Background

February 29, 2012

Spring

This is the earliest I have ever wanted Spring to just get here already. Late February is always the ugliest part of winter; in Minnesota there is usually about a foot of snow and ice still covering the ground, and it is still cold, cold, cold.  But this year has been anything but usual, weather-wise. It seems that from week to week it is as likely to be 50 degrees as it is to be snowing. All of these warmer-than-usual days are keeping springtime on my mind.

Spring is the busiest time of year on the farm, I have discovered. It is followed closely by harvest in the fall, but Spring takes the cake since it requires so much planning and foresight. My husband is already chomping at the bit to get some things planted and growing. He's got seedlings germinating under lights in the basement; he's drawing up layouts and plans for three garden plots we have going. He's been monitoring the conditions in the greenhouse. It is usually unheard of to plant vegetables in late February, but he's convinced that we could actually get some peas to come to fruition in May if we hurry up and plant them now. He's like a man possessed, when it comes to the garden. And he is forever throwing out new (read: crazy) ideas that he wants to run with. I say crazy, because that is genuinely how I view these new ideas when he's throwing them at me. However, I am learning that the crazy ideas he comes up with are sometimes actually good ideas; my perspectives are often colored by the cynicism that comes with a lot of formal education.

I think I might be a snob. Not in a mean-girl-in-high-school kind of way. But the kind that dismisses ideas that aren't my own without giving them careful thought and foresight. This is my gravest weakness, and I am surprised by how often I catch myself doing that.

I am proud of my worldliness; proud of the good education I received from my institution of higher learning. I am well-read and pretty dang good at trivia. So I have a tendency to filter information in my head and categorize it instantly into a logical place in my brain. Often my very first filter weeds out "things I think are good" with "things I think are bad" and once banished, those bad ideas are never considered again.

But at the very least, this marriage has yielded two things: a charming collection of miniature personalities who stretch the limits of my patience and logic, and the ability to admit (gulp!) that I might be wrong sometimes. I came to this farm life kicking and screaming, so to speak. I could not imagine why in the world anyone would spend time digging in the dirt, watering plants endlessly, harvesting them painfully, and then preparing them for consumption when there was a lovely corner grocery full of pre-packaged meals just waiting to be heated up in the microwave.

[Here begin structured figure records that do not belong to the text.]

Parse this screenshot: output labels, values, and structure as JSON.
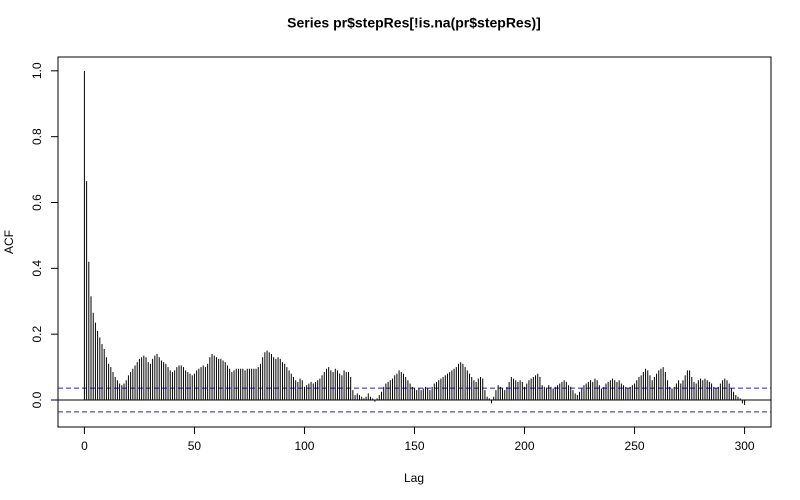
{
  "chart_data": {
    "type": "acf",
    "title": "Series  pr$stepRes[!is.na(pr$stepRes)]",
    "xlabel": "Lag",
    "ylabel": "ACF",
    "xlim": [
      -12,
      312
    ],
    "ylim": [
      -0.082,
      1.042
    ],
    "xticks": [
      0,
      50,
      100,
      150,
      200,
      250,
      300
    ],
    "yticks": [
      {
        "value": 0,
        "label": "0.0"
      },
      0.2,
      0.4,
      0.6,
      0.8,
      {
        "value": 1,
        "label": "1.0"
      }
    ],
    "color": "#000000",
    "ci_color": "#2020c0",
    "ci_lines": [
      0.036,
      -0.036
    ],
    "x": [
      0,
      1,
      2,
      3,
      4,
      5,
      6,
      7,
      8,
      9,
      10,
      11,
      12,
      13,
      14,
      15,
      16,
      17,
      18,
      19,
      20,
      21,
      22,
      23,
      24,
      25,
      26,
      27,
      28,
      29,
      30,
      31,
      32,
      33,
      34,
      35,
      36,
      37,
      38,
      39,
      40,
      41,
      42,
      43,
      44,
      45,
      46,
      47,
      48,
      49,
      50,
      51,
      52,
      53,
      54,
      55,
      56,
      57,
      58,
      59,
      60,
      61,
      62,
      63,
      64,
      65,
      66,
      67,
      68,
      69,
      70,
      71,
      72,
      73,
      74,
      75,
      76,
      77,
      78,
      79,
      80,
      81,
      82,
      83,
      84,
      85,
      86,
      87,
      88,
      89,
      90,
      91,
      92,
      93,
      94,
      95,
      96,
      97,
      98,
      99,
      100,
      101,
      102,
      103,
      104,
      105,
      106,
      107,
      108,
      109,
      110,
      111,
      112,
      113,
      114,
      115,
      116,
      117,
      118,
      119,
      120,
      121,
      122,
      123,
      124,
      125,
      126,
      127,
      128,
      129,
      130,
      131,
      132,
      133,
      134,
      135,
      136,
      137,
      138,
      139,
      140,
      141,
      142,
      143,
      144,
      145,
      146,
      147,
      148,
      149,
      150,
      151,
      152,
      153,
      154,
      155,
      156,
      157,
      158,
      159,
      160,
      161,
      162,
      163,
      164,
      165,
      166,
      167,
      168,
      169,
      170,
      171,
      172,
      173,
      174,
      175,
      176,
      177,
      178,
      179,
      180,
      181,
      182,
      183,
      184,
      185,
      186,
      187,
      188,
      189,
      190,
      191,
      192,
      193,
      194,
      195,
      196,
      197,
      198,
      199,
      200,
      201,
      202,
      203,
      204,
      205,
      206,
      207,
      208,
      209,
      210,
      211,
      212,
      213,
      214,
      215,
      216,
      217,
      218,
      219,
      220,
      221,
      222,
      223,
      224,
      225,
      226,
      227,
      228,
      229,
      230,
      231,
      232,
      233,
      234,
      235,
      236,
      237,
      238,
      239,
      240,
      241,
      242,
      243,
      244,
      245,
      246,
      247,
      248,
      249,
      250,
      251,
      252,
      253,
      254,
      255,
      256,
      257,
      258,
      259,
      260,
      261,
      262,
      263,
      264,
      265,
      266,
      267,
      268,
      269,
      270,
      271,
      272,
      273,
      274,
      275,
      276,
      277,
      278,
      279,
      280,
      281,
      282,
      283,
      284,
      285,
      286,
      287,
      288,
      289,
      290,
      291,
      292,
      293,
      294,
      295,
      296,
      297,
      298,
      299,
      300
    ],
    "values": [
      1.0,
      0.665,
      0.42,
      0.315,
      0.265,
      0.235,
      0.21,
      0.19,
      0.17,
      0.155,
      0.13,
      0.11,
      0.1,
      0.085,
      0.07,
      0.06,
      0.05,
      0.045,
      0.05,
      0.06,
      0.075,
      0.085,
      0.095,
      0.105,
      0.115,
      0.125,
      0.13,
      0.135,
      0.13,
      0.115,
      0.11,
      0.125,
      0.135,
      0.14,
      0.13,
      0.12,
      0.115,
      0.11,
      0.1,
      0.09,
      0.085,
      0.09,
      0.1,
      0.105,
      0.105,
      0.1,
      0.09,
      0.085,
      0.08,
      0.075,
      0.08,
      0.09,
      0.095,
      0.1,
      0.105,
      0.1,
      0.11,
      0.13,
      0.14,
      0.135,
      0.13,
      0.125,
      0.125,
      0.12,
      0.115,
      0.105,
      0.095,
      0.085,
      0.09,
      0.095,
      0.095,
      0.095,
      0.095,
      0.09,
      0.095,
      0.095,
      0.095,
      0.095,
      0.095,
      0.1,
      0.11,
      0.13,
      0.145,
      0.15,
      0.145,
      0.14,
      0.13,
      0.125,
      0.13,
      0.125,
      0.115,
      0.11,
      0.1,
      0.09,
      0.08,
      0.07,
      0.06,
      0.055,
      0.065,
      0.06,
      0.04,
      0.045,
      0.05,
      0.055,
      0.05,
      0.055,
      0.06,
      0.065,
      0.075,
      0.085,
      0.095,
      0.1,
      0.09,
      0.085,
      0.095,
      0.09,
      0.08,
      0.075,
      0.09,
      0.085,
      0.085,
      0.07,
      0.03,
      0.015,
      0.02,
      0.015,
      0.01,
      0.005,
      0.01,
      0.02,
      0.01,
      0.005,
      -0.005,
      0.005,
      0.015,
      0.025,
      0.04,
      0.05,
      0.055,
      0.06,
      0.065,
      0.075,
      0.08,
      0.09,
      0.085,
      0.08,
      0.07,
      0.06,
      0.05,
      0.04,
      0.035,
      0.03,
      0.035,
      0.03,
      0.035,
      0.04,
      0.035,
      0.03,
      0.04,
      0.05,
      0.055,
      0.06,
      0.065,
      0.07,
      0.075,
      0.08,
      0.085,
      0.09,
      0.095,
      0.1,
      0.11,
      0.115,
      0.11,
      0.1,
      0.09,
      0.08,
      0.07,
      0.06,
      0.055,
      0.065,
      0.07,
      0.065,
      0.03,
      0.01,
      0.005,
      -0.01,
      0.01,
      0.03,
      0.045,
      0.04,
      0.035,
      0.03,
      0.04,
      0.055,
      0.07,
      0.065,
      0.06,
      0.055,
      0.06,
      0.055,
      0.04,
      0.05,
      0.06,
      0.065,
      0.07,
      0.075,
      0.08,
      0.07,
      0.045,
      0.04,
      0.035,
      0.045,
      0.04,
      0.035,
      0.04,
      0.045,
      0.05,
      0.055,
      0.06,
      0.055,
      0.045,
      0.04,
      0.03,
      0.02,
      0.015,
      0.025,
      0.035,
      0.045,
      0.05,
      0.055,
      0.06,
      0.055,
      0.065,
      0.06,
      0.045,
      0.035,
      0.04,
      0.05,
      0.055,
      0.06,
      0.065,
      0.06,
      0.055,
      0.06,
      0.05,
      0.045,
      0.04,
      0.035,
      0.04,
      0.045,
      0.05,
      0.06,
      0.07,
      0.075,
      0.085,
      0.095,
      0.09,
      0.075,
      0.06,
      0.07,
      0.08,
      0.09,
      0.095,
      0.1,
      0.085,
      0.06,
      0.04,
      0.035,
      0.04,
      0.05,
      0.06,
      0.05,
      0.06,
      0.075,
      0.09,
      0.09,
      0.07,
      0.055,
      0.05,
      0.06,
      0.065,
      0.06,
      0.065,
      0.06,
      0.055,
      0.05,
      0.04,
      0.035,
      0.04,
      0.05,
      0.06,
      0.065,
      0.06,
      0.05,
      0.035,
      0.025,
      0.015,
      0.01,
      0.005,
      -0.01,
      -0.015
    ]
  }
}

But I was wrong. And when I finally caved in and let myself be led instead of trying desperately to lead, the world I thought I already saw pretty clearly, opened up and expanded and showed me how limited my vision actually was. This year, I find myself longing for Spring, And for more than just warmer weather and longer days...this year my Spring is about the regeneration of the growing things that keep our little family going. Mark Twain said it best: "It's spring fever.  That is what the name of it is.  And when you've got it, you want - oh, you don't quite know what it is you do want, but it just fairly makes your heart ache, you want it so!"



February 22, 2012

A Beginning

For a long time now, my friends have been after me to start recording some of the adventures my family happens upon. At least one unpredictable and amazing event occurs every week in our life. I'm not sure why that is, but I suspect it has something to do with the path I have chosen. It's hard to explain or describe to people the perfect sequence of events that brought me here. In all my best-laid plans, this life was nowhere on the radar.

I am an English teacher, lover of literature, fascinated by words. I planned to live in a quaint apartment in some large city passionately grading research papers from high school students. I would dine at kitschy restaurants, become a regular at theater productions large and small, and surround myself mainly with outrageous friends and my cat.

I managed the English teacher part of things.

And I do have outrageous friends.

And a cat.

But today I am the wife of one, mother to three, teacher of an average of 150 8th graders per year, and a student of life. I live on a farm. I dine on whatever magically appears in my fridge. I have an alarming collection of animals, none of which were chosen by me. These are the true (I promise!) ramblings of a girl who is on the road not taken.